Shaowen Bao, Professor für Neurowissenschaft und Physiologie an der University of Arizona in den USA hat auf der Website Drug Discovery and Development erklärt, dass das Ohrenpfeifen vielleicht auch von einer Neuroinflammation ausgelöst werden kann. Bao vermutet, dass sowohl die Corona-Impfstoffe als auch die Corona-Erkrankung eine beträchtliche Immunantwort auslösen, die dann ihrerseits zu einer Zytokinfreisetzung führt. Diese letztere kann manchmal zu einer Entzündung führen, die dann ihrerseits mit Tinnitus in Verbindung gebracht werden kann. Bao fasst das wie folgt zusammen:
Menschen, die vorausgehende Probleme mit Gehörverlust haben, laufen eine größere Gefahr von einer Corona-Erkrankung oder den Corona-Impfstoffen geschädigt zu werden.
Zuvor hat Bao zur Rolle von Neuroinflammationen und Zytokin bei Gehörverlust geforscht. Seine dazu 2020 veröffentlichte Studie kommt zu dem Schluss:
Ein krankheitsbedingter Anstieg einer entzündungsfördernden Zytokinausschüttung im Gehirn kann ein Risikofaktor sein, sowohl für eine lärmbedingte Störung der auditorischen Verarbeitung als auch für Tinnitus.

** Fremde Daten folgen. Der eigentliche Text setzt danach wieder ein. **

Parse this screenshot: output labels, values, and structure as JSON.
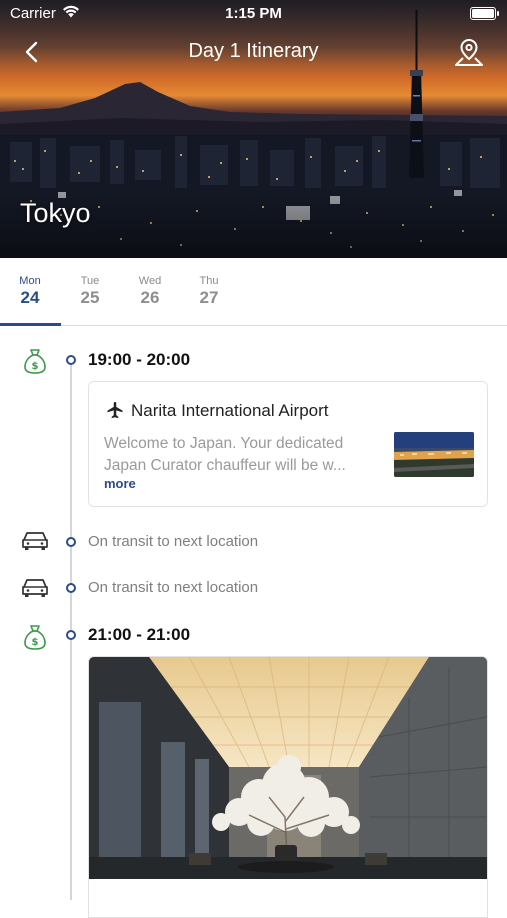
{
  "status_bar": {
    "carrier": "Carrier",
    "time": "1:15 PM"
  },
  "nav": {
    "title": "Day 1 Itinerary",
    "back_icon": "chevron-left-icon",
    "map_icon": "map-pin-icon"
  },
  "hero": {
    "city": "Tokyo"
  },
  "days": [
    {
      "dow": "Mon",
      "num": "24",
      "active": true
    },
    {
      "dow": "Tue",
      "num": "25",
      "active": false
    },
    {
      "dow": "Wed",
      "num": "26",
      "active": false
    },
    {
      "dow": "Thu",
      "num": "27",
      "active": false
    }
  ],
  "timeline": {
    "event1": {
      "time": "19:00 - 20:00",
      "icon": "money-bag-icon",
      "place": "Narita International Airport",
      "place_icon": "plane-icon",
      "description": "Welcome to Japan. Your dedicated Japan Curator chauffeur will be w...",
      "more": "more"
    },
    "transit1": {
      "text": "On transit to next location",
      "icon": "car-icon"
    },
    "transit2": {
      "text": "On transit to next location",
      "icon": "car-icon"
    },
    "event2": {
      "time": "21:00 - 21:00",
      "icon": "money-bag-icon"
    }
  },
  "colors": {
    "accent": "#2a4c8c",
    "green_icon": "#3a9a4a"
  }
}
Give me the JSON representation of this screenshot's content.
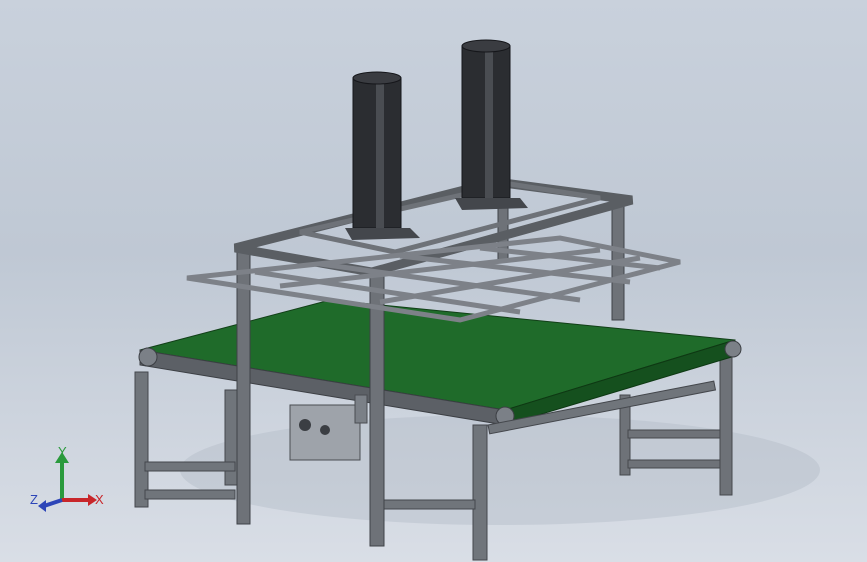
{
  "triad": {
    "x_label": "X",
    "y_label": "Y",
    "z_label": "Z",
    "x_color": "#c8262a",
    "y_color": "#2a9a3c",
    "z_color": "#2c45b8"
  },
  "colors": {
    "frame": "#6e7278",
    "frame_dark": "#4a4d52",
    "belt": "#1f6b2a",
    "belt_dark": "#15501e",
    "cylinder": "#2b2d31",
    "tray": "#8a8e94"
  }
}
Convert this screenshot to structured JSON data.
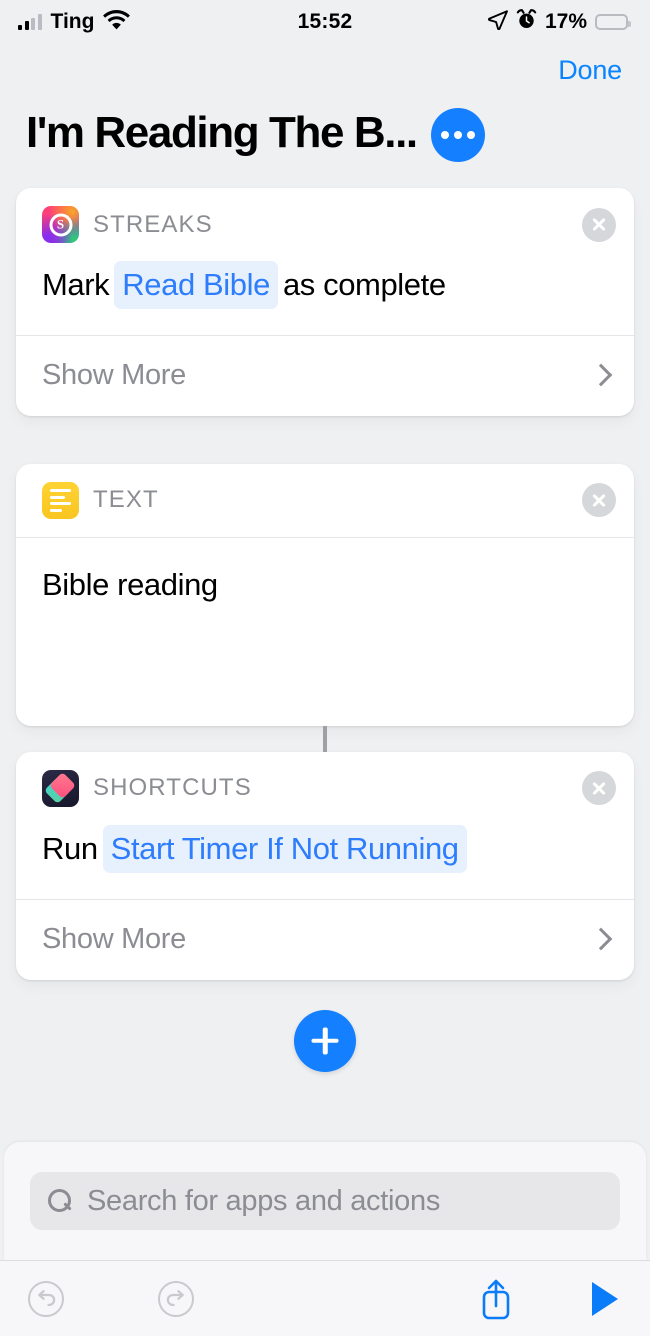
{
  "status_bar": {
    "carrier": "Ting",
    "time": "15:52",
    "battery_percent": "17%",
    "signal_icon": "cellular-bars-icon",
    "wifi_icon": "wifi-icon",
    "location_icon": "location-arrow-icon",
    "alarm_icon": "alarm-clock-icon",
    "battery_icon": "battery-low-icon",
    "battery_fill_color": "#f6cf3e"
  },
  "nav": {
    "done_label": "Done",
    "accent_color": "#0a84ff"
  },
  "header": {
    "title": "I'm Reading The B...",
    "more_button_icon": "ellipsis-icon",
    "more_button_color": "#1580ff"
  },
  "actions": [
    {
      "app_label": "STREAKS",
      "icon": "streaks-app-icon",
      "close_icon": "close-icon",
      "sentence_prefix": "Mark",
      "pill_value": "Read Bible",
      "sentence_suffix": "as complete",
      "show_more_label": "Show More",
      "chevron_icon": "chevron-right-icon"
    },
    {
      "app_label": "TEXT",
      "icon": "text-app-icon",
      "close_icon": "close-icon",
      "text_value": "Bible reading"
    },
    {
      "app_label": "SHORTCUTS",
      "icon": "shortcuts-app-icon",
      "close_icon": "close-icon",
      "sentence_prefix": "Run",
      "pill_value": "Start Timer If Not Running",
      "show_more_label": "Show More",
      "chevron_icon": "chevron-right-icon"
    }
  ],
  "add_action": {
    "icon": "plus-icon",
    "color": "#1580ff"
  },
  "search": {
    "placeholder": "Search for apps and actions",
    "icon": "search-icon"
  },
  "toolbar": {
    "undo_icon": "undo-icon",
    "redo_icon": "redo-icon",
    "share_icon": "share-icon",
    "play_icon": "play-icon",
    "disabled_color": "#c4c5c9",
    "active_color": "#0a7cf9"
  },
  "pill_style": {
    "text_color": "#2d7dfc",
    "background_color": "#e7f0fd"
  }
}
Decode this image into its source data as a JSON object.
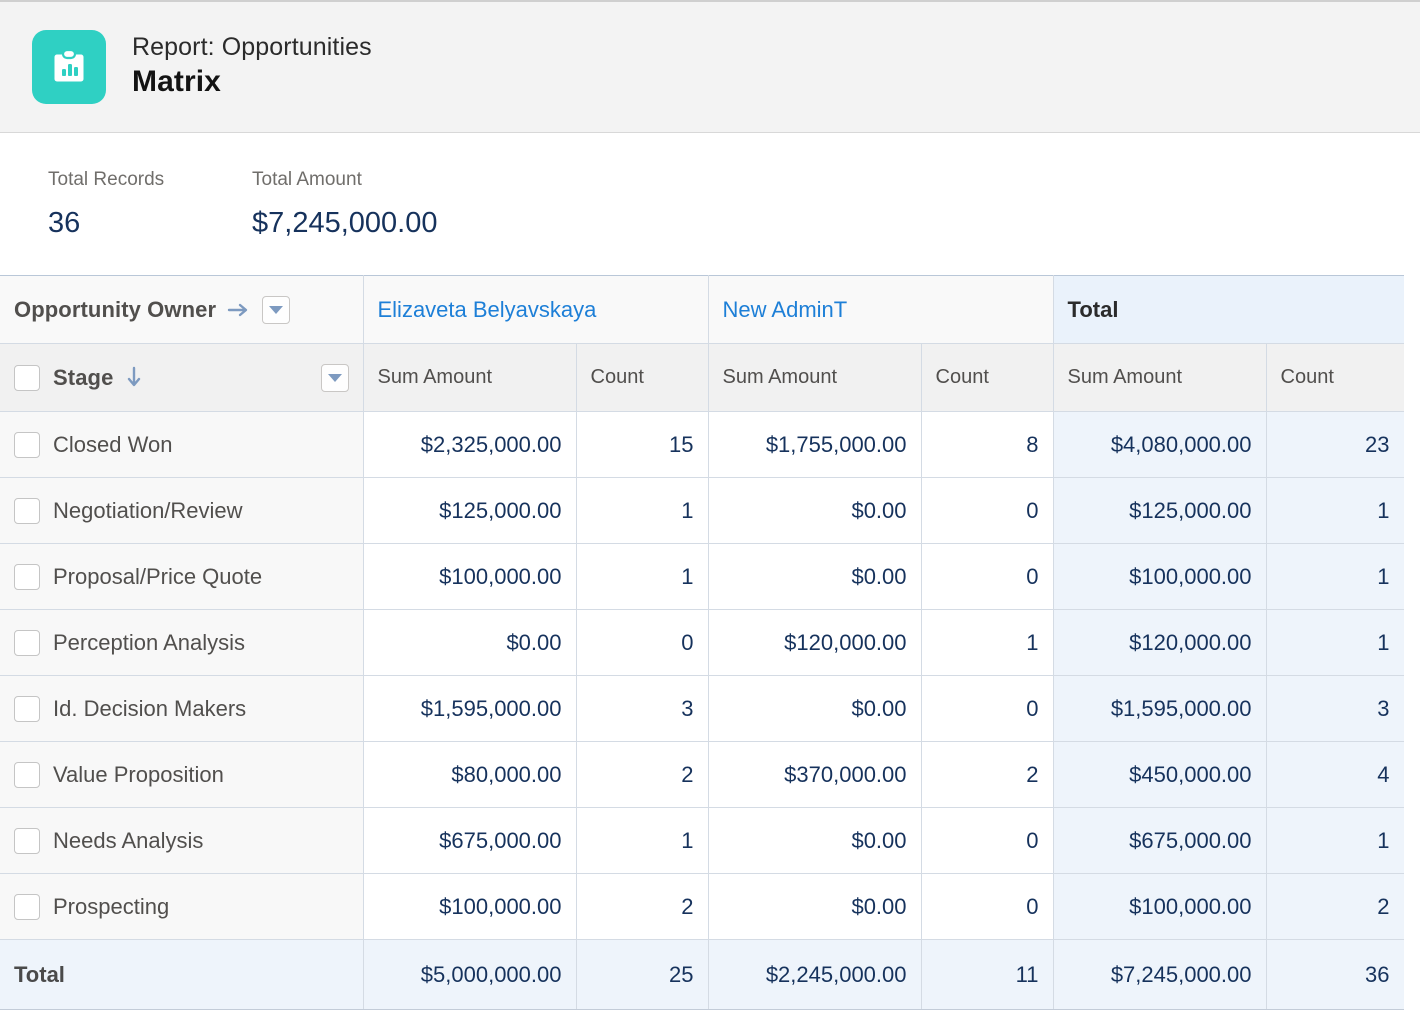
{
  "header": {
    "icon": "clipboard-chart-icon",
    "icon_color": "#2fd0c3",
    "kicker": "Report: Opportunities",
    "title": "Matrix"
  },
  "summary": {
    "records_label": "Total Records",
    "records_value": "36",
    "amount_label": "Total Amount",
    "amount_value": "$7,245,000.00",
    "value_color": "#16325c"
  },
  "table": {
    "row_group": {
      "header_label": "Opportunity Owner",
      "header_arrow": "arrow-right-icon",
      "stage_label": "Stage",
      "stage_sort": "sort-descending-arrow-icon",
      "dropdown_icon": "chevron-down-icon"
    },
    "column_groups": [
      {
        "name": "Elizaveta Belyavskaya",
        "is_total": false
      },
      {
        "name": "New AdminT",
        "is_total": false
      },
      {
        "name": "Total",
        "is_total": true
      }
    ],
    "measures": [
      "Sum Amount",
      "Count"
    ],
    "measure_headers": [
      "Sum Amount",
      "Count",
      "Sum Amount",
      "Count",
      "Sum Amount",
      "Count"
    ],
    "rows": [
      {
        "stage": "Closed Won",
        "cells": [
          "$2,325,000.00",
          "15",
          "$1,755,000.00",
          "8",
          "$4,080,000.00",
          "23"
        ]
      },
      {
        "stage": "Negotiation/Review",
        "cells": [
          "$125,000.00",
          "1",
          "$0.00",
          "0",
          "$125,000.00",
          "1"
        ]
      },
      {
        "stage": "Proposal/Price Quote",
        "cells": [
          "$100,000.00",
          "1",
          "$0.00",
          "0",
          "$100,000.00",
          "1"
        ]
      },
      {
        "stage": "Perception Analysis",
        "cells": [
          "$0.00",
          "0",
          "$120,000.00",
          "1",
          "$120,000.00",
          "1"
        ]
      },
      {
        "stage": "Id. Decision Makers",
        "cells": [
          "$1,595,000.00",
          "3",
          "$0.00",
          "0",
          "$1,595,000.00",
          "3"
        ]
      },
      {
        "stage": "Value Proposition",
        "cells": [
          "$80,000.00",
          "2",
          "$370,000.00",
          "2",
          "$450,000.00",
          "4"
        ]
      },
      {
        "stage": "Needs Analysis",
        "cells": [
          "$675,000.00",
          "1",
          "$0.00",
          "0",
          "$675,000.00",
          "1"
        ]
      },
      {
        "stage": "Prospecting",
        "cells": [
          "$100,000.00",
          "2",
          "$0.00",
          "0",
          "$100,000.00",
          "2"
        ]
      }
    ],
    "total_row": {
      "label": "Total",
      "cells": [
        "$5,000,000.00",
        "25",
        "$2,245,000.00",
        "11",
        "$7,245,000.00",
        "36"
      ]
    }
  },
  "chart_data": {
    "type": "table",
    "title": "Report: Opportunities — Matrix",
    "row_dimension": "Stage",
    "column_dimension": "Opportunity Owner",
    "measures": [
      "Sum Amount",
      "Count"
    ],
    "categories": [
      "Closed Won",
      "Negotiation/Review",
      "Proposal/Price Quote",
      "Perception Analysis",
      "Id. Decision Makers",
      "Value Proposition",
      "Needs Analysis",
      "Prospecting"
    ],
    "series": [
      {
        "name": "Elizaveta Belyavskaya — Sum Amount",
        "values": [
          2325000,
          125000,
          100000,
          0,
          1595000,
          80000,
          675000,
          100000
        ]
      },
      {
        "name": "Elizaveta Belyavskaya — Count",
        "values": [
          15,
          1,
          1,
          0,
          3,
          2,
          1,
          2
        ]
      },
      {
        "name": "New AdminT — Sum Amount",
        "values": [
          1755000,
          0,
          0,
          120000,
          0,
          370000,
          0,
          0
        ]
      },
      {
        "name": "New AdminT — Count",
        "values": [
          8,
          0,
          0,
          1,
          0,
          2,
          0,
          0
        ]
      },
      {
        "name": "Total — Sum Amount",
        "values": [
          4080000,
          125000,
          100000,
          120000,
          1595000,
          450000,
          675000,
          100000
        ]
      },
      {
        "name": "Total — Count",
        "values": [
          23,
          1,
          1,
          1,
          3,
          4,
          1,
          2
        ]
      }
    ],
    "column_totals": {
      "Elizaveta Belyavskaya — Sum Amount": 5000000,
      "Elizaveta Belyavskaya — Count": 25,
      "New AdminT — Sum Amount": 2245000,
      "New AdminT — Count": 11,
      "Total — Sum Amount": 7245000,
      "Total — Count": 36
    }
  }
}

Können Corona-Erkrankungen also Tinnitus auslösen oder verschlimmern, bleibt immer noch die Frage offen, ob Corona-Impfstoffe dieselben Effekt haben können. Professor Nirmal Kumar spekuliert hierzu gegenüber der Daily Mail:
Es kann völlig zufällig sein oder vielleicht eine echte Folgeerscheinung, die aber sehr selten ist. Die Impfstoffe lösen eine ähnliche Immunantwort aus. Man kann vielleicht also annehmen, dass das auf die Nerven im Ohr dieselbe Auswirkung hat. All das ist aber nicht mehr als eine Theorie und unmöglich nachzuweisen.